A previous policy, aimed at boosting investments in the sector brought out two year ago, did not allow new entrants to get gas at the government-administered price of $ 1.79 per million British thermal unit (mmBtu), the lowest price for gas in the country until recently.
This had dampened the enthusiasm of investors in the urea sector. One of the options under consideration is to give subsidised gas for a limited time. If 80% of the cost of urea production is attributable to natural gas price, there should be certainty on the price as well as sufficient supply of gas for new investments to come in, said a government official, who asked not to be named.
The move comes in the wake of government raising the administered price to the level at which RIL sells its K-G D6 gas$4.2.
Also, Anil Ambani-promoted RNRLs efforts to get gas from the prolific K-G D6 field at a cheaper rate than the government-fixed price was blocked by a Supreme Court order that said pricing and allocation of gas has to be as per government policy. But the view among some officials is that since the urea sector badly needs investments, it could get a differential price for a limited period.

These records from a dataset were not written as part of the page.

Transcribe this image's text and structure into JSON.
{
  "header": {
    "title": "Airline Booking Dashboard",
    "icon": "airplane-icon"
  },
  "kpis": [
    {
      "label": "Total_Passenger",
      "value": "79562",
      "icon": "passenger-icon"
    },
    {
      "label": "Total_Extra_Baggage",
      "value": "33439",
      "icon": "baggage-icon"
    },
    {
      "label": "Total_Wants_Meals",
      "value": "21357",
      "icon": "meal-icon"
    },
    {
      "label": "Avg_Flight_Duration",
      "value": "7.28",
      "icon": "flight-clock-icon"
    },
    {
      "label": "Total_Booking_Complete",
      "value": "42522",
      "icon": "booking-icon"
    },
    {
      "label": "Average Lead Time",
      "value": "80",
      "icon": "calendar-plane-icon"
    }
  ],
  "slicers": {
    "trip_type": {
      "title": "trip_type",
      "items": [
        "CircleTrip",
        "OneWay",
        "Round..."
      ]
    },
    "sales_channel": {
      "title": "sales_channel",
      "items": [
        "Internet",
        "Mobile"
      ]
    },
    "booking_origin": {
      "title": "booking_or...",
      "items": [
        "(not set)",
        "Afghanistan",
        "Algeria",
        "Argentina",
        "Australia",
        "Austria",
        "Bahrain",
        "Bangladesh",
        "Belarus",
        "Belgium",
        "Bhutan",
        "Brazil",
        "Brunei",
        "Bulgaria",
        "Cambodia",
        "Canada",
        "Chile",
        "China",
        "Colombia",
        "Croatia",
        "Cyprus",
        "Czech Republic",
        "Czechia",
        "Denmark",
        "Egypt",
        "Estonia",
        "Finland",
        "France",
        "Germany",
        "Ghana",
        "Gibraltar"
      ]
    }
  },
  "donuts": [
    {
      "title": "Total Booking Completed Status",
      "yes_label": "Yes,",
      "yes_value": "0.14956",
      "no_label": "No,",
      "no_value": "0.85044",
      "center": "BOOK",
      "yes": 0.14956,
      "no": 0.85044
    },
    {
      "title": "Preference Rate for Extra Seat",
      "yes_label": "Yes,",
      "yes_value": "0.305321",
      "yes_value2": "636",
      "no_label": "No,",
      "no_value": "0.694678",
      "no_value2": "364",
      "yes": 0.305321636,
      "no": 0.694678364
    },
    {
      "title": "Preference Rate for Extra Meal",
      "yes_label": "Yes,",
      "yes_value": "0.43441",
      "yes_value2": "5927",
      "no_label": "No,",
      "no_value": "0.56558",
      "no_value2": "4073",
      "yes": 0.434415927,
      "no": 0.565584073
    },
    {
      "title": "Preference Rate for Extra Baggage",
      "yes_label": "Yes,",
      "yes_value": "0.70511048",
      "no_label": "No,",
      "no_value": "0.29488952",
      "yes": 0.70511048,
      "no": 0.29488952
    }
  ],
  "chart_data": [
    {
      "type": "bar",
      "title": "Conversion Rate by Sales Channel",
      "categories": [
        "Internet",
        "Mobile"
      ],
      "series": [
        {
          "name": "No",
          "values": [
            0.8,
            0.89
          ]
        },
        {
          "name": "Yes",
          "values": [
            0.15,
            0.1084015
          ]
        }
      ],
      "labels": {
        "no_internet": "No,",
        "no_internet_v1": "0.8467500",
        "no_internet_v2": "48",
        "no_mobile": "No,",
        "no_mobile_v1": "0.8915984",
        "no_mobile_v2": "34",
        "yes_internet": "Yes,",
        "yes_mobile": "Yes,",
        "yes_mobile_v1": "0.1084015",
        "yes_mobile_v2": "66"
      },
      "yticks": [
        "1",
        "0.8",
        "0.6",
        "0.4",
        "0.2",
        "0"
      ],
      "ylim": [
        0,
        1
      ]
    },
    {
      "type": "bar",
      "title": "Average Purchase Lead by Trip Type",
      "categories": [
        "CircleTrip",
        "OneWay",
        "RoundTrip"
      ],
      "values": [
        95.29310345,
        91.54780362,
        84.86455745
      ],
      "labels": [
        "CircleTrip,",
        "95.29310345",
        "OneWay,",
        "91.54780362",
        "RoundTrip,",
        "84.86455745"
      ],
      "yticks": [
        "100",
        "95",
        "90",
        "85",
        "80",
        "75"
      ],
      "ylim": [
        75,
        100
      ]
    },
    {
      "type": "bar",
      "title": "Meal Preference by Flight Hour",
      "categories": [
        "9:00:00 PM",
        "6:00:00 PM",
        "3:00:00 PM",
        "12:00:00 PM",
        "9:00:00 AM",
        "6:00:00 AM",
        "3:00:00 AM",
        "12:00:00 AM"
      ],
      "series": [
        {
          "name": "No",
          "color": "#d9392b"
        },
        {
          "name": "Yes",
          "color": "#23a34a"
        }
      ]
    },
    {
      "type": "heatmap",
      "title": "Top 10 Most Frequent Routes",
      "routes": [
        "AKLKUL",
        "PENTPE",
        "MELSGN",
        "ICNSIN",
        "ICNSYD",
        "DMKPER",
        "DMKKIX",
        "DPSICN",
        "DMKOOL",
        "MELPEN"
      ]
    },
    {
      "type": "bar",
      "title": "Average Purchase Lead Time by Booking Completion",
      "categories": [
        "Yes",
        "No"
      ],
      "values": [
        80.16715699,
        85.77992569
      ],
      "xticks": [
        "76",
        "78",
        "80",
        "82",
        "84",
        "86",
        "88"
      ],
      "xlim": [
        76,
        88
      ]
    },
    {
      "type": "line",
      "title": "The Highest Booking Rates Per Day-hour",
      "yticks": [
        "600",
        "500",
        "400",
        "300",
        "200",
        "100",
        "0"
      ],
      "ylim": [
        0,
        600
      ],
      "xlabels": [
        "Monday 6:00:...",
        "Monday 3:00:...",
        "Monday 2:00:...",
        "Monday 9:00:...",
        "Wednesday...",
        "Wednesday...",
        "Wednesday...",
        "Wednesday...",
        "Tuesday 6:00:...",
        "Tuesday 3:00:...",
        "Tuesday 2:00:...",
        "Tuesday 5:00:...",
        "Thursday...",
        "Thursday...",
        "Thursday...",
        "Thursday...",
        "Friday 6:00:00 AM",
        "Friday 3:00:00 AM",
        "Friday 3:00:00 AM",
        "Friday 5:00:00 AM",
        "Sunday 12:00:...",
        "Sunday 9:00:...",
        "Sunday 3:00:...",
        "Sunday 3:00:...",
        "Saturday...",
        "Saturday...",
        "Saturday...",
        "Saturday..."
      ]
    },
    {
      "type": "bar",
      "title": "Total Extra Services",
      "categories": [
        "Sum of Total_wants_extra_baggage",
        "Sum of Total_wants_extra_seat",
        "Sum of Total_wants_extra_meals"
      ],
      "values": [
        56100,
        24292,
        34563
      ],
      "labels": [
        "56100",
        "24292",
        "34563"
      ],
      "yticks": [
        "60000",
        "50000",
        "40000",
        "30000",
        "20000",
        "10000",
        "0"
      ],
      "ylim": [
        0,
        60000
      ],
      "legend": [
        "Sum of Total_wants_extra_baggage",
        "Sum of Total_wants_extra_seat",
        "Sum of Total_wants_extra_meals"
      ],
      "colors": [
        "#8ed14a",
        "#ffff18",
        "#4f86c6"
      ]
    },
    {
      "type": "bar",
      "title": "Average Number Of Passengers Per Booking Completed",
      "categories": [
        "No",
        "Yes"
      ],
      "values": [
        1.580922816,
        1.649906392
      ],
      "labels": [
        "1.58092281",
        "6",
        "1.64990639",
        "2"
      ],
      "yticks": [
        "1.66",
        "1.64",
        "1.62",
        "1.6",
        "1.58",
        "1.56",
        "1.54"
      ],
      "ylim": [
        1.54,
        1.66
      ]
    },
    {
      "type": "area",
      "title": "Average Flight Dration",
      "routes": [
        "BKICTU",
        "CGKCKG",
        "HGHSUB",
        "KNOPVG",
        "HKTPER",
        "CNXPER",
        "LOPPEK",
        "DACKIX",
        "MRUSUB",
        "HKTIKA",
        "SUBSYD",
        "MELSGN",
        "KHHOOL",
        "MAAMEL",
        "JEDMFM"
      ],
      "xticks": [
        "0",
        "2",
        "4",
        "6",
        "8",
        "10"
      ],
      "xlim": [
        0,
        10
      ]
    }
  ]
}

Another government official, who too did not wish to be identified, told FE that at the current global price of urea, the feedstock price of $4.2 per mmBtu is viable, but that may not be the case if gas price goes up. In a gas-based urea plant, there would be a fixed cost of $150 and a variable cost of 21 times the cost of gas for making a tonne of the fertilizer. At the current (administered and KGD6) gas price of $4.2mmBtu, the total production cost works out to $276 a tonne of urea, when the product sells in global markets at $290 a tonne. That makes the $4.2 a viable feedstock price for urea. But if it goes up, the plants viability will be affected, explained the official, emphasising the need for firm commitments on price and supply of natural gas.
Manufacturers who have not availed the previous urea investment policy of 2008 get gas at the APM price and gets a 12% post tax return on the commodity, which is under price control. Beneficiaries of the policy were to get a better price for urea but had to rely on non-APM gas. But the policy did not help much in the absence of guaranteed availability of affordable gas. There has been no new investments in the urea sector for more than a decade, making supplies fall short of demand by an estimated 1.9 crore tonne by the end of next year.
Now, under the proposed new policy, the government is also looking at providing some incentives for building gas pipelines to new urea production facilities as gas is more efficient a feedstock than naphtha, said the official.
There is no point in asking producers to shift to gas in, say three years, if there are no pipelines, the official said.